Henry Bayer, who heads the union representing the most state workers, contended the measure “shifts costs away from state and onto the backs” of public workers and retirees.
The plan represented a “Tea Party approach” of “cut, cut, cut,” said Bayer, executive director of the American Federation of State, County and Municipal Employees Council 31.
Among the key features of the House plan is a freeze on cost-of-living increases for all workers and retirees for as long as six years. Once the cost-of-living bumps resume, they would apply only to the first $25,000 of pensions. The inflation adjustments also would not be awarded until a person hits 67, a major departure public employees who have been allowed to retire much earlier in some cases and begin reaping the benefits of the annual increases immediately.
Under the proposal, employee contributions to pensions would increase 1 percentage point the first year and 1 percentage point the second year. A lid would be put on the size of the pensionable salary based on a Social Security wage base or their current salary, whichever is higher.
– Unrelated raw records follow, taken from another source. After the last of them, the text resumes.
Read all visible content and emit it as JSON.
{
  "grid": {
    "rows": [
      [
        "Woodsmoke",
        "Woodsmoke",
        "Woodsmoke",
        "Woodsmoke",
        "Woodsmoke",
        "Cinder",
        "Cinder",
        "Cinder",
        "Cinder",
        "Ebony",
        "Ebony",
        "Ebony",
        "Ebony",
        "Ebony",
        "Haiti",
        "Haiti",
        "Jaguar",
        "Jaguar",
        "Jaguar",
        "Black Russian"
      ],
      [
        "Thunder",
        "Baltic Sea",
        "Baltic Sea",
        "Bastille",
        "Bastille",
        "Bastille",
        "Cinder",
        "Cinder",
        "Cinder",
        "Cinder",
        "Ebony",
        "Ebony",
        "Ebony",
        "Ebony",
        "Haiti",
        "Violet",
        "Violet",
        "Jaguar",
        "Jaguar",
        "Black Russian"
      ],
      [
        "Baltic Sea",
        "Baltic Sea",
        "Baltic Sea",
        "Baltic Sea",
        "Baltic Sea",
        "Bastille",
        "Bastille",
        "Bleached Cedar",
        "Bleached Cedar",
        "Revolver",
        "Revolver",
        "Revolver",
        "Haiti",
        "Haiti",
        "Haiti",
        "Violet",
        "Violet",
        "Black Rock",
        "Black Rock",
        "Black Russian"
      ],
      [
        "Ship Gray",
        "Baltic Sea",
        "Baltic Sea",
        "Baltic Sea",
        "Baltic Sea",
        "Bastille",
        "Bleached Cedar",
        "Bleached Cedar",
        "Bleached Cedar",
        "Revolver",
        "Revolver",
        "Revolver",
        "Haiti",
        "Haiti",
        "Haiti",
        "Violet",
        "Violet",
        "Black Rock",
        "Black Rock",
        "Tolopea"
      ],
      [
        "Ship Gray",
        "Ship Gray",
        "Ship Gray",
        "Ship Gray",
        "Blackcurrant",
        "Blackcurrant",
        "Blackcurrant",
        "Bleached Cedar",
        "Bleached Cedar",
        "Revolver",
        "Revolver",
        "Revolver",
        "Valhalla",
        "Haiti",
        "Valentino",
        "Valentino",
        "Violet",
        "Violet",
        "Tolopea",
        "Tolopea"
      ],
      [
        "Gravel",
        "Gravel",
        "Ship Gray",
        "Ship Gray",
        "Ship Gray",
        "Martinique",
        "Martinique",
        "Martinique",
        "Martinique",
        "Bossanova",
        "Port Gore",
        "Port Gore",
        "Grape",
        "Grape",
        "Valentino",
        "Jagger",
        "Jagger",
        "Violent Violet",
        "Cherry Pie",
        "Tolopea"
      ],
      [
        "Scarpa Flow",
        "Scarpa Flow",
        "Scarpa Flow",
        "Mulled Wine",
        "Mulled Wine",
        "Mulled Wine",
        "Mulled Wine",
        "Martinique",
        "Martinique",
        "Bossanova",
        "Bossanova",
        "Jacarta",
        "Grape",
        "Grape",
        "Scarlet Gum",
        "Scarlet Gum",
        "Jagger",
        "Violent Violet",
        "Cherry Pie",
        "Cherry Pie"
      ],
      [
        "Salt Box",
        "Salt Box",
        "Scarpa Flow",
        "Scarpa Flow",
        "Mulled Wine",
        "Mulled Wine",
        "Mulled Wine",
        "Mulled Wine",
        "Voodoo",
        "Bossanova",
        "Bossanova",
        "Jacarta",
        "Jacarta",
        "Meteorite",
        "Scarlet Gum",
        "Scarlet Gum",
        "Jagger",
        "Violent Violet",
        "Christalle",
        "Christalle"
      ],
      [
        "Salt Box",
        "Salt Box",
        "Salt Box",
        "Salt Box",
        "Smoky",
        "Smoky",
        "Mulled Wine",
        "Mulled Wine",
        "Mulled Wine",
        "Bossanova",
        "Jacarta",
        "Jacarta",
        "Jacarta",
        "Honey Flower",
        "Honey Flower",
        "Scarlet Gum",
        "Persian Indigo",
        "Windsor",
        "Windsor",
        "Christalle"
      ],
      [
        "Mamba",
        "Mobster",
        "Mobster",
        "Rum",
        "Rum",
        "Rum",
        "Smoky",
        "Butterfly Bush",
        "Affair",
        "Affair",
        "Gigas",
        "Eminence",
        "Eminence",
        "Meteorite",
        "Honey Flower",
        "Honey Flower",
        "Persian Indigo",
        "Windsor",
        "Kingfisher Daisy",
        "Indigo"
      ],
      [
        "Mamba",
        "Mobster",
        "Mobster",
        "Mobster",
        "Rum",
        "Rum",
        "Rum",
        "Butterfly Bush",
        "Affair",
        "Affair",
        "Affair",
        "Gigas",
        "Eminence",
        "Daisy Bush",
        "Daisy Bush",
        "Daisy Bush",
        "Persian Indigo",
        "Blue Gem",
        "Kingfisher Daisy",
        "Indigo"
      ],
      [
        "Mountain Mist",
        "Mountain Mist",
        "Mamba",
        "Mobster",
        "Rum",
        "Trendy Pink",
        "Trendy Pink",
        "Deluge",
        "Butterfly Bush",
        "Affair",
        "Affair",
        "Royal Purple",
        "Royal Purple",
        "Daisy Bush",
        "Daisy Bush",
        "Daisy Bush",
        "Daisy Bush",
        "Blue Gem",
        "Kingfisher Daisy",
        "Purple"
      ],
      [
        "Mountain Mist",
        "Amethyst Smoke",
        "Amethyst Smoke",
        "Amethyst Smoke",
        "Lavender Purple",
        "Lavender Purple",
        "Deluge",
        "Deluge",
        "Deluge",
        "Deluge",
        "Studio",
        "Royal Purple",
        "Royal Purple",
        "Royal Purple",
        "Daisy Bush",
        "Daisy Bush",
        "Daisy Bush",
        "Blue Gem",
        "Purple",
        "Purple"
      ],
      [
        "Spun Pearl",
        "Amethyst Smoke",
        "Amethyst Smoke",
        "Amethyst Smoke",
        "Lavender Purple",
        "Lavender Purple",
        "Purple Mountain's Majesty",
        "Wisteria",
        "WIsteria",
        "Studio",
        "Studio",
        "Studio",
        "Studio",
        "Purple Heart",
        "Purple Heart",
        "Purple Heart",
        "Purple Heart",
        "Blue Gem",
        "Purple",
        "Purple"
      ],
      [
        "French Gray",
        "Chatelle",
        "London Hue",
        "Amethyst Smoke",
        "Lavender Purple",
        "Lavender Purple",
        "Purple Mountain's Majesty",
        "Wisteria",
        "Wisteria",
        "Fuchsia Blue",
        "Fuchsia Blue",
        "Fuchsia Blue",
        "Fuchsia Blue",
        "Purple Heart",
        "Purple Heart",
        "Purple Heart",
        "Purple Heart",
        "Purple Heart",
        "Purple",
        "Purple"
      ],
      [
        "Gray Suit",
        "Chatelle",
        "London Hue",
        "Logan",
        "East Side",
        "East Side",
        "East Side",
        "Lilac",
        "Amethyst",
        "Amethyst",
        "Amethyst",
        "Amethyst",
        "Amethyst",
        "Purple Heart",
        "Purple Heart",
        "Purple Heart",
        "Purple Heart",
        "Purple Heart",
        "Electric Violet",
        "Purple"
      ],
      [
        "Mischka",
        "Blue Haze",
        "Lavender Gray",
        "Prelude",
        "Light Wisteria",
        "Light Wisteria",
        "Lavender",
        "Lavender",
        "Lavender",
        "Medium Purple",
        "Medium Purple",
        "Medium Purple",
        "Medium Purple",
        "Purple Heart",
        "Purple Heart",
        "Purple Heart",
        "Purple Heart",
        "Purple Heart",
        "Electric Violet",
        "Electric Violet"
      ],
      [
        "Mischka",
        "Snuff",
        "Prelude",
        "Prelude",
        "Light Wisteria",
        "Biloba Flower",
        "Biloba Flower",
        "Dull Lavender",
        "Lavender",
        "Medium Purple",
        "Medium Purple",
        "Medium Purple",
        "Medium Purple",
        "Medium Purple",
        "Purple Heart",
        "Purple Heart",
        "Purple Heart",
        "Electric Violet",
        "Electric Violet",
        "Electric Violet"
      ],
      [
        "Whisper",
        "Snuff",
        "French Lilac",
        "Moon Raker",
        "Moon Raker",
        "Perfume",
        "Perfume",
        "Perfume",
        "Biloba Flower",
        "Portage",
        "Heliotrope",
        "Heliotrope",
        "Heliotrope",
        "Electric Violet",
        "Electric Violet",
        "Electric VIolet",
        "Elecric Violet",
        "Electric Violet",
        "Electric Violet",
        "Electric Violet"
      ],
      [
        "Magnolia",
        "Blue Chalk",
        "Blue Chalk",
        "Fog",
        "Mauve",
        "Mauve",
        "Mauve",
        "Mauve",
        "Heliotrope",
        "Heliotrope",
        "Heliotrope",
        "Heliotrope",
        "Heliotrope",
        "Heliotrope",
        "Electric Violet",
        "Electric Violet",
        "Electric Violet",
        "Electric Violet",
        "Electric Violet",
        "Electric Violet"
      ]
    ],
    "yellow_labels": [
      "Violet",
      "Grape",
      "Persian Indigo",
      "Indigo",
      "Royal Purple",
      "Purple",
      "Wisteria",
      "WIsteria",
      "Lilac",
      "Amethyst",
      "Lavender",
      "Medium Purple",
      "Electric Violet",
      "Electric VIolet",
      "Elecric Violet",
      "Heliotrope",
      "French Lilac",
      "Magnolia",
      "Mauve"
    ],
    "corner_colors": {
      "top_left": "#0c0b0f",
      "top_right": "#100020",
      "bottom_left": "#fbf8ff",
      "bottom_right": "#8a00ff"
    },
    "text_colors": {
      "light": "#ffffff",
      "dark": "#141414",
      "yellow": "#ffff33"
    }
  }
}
The goal is to put in place a 30-year plan that would fully fund the Illinois pension systems
Even if the House plan passes, the Senate would have to come back to the Capitol Tuesday or early Wednesday to vote on it. It’s unclear how many senators would return for such a vote and whether Senate President John Cullerton, D-Chicago, would help pass it. Cullerton prefers his own plan that he says would pass constitutional muster.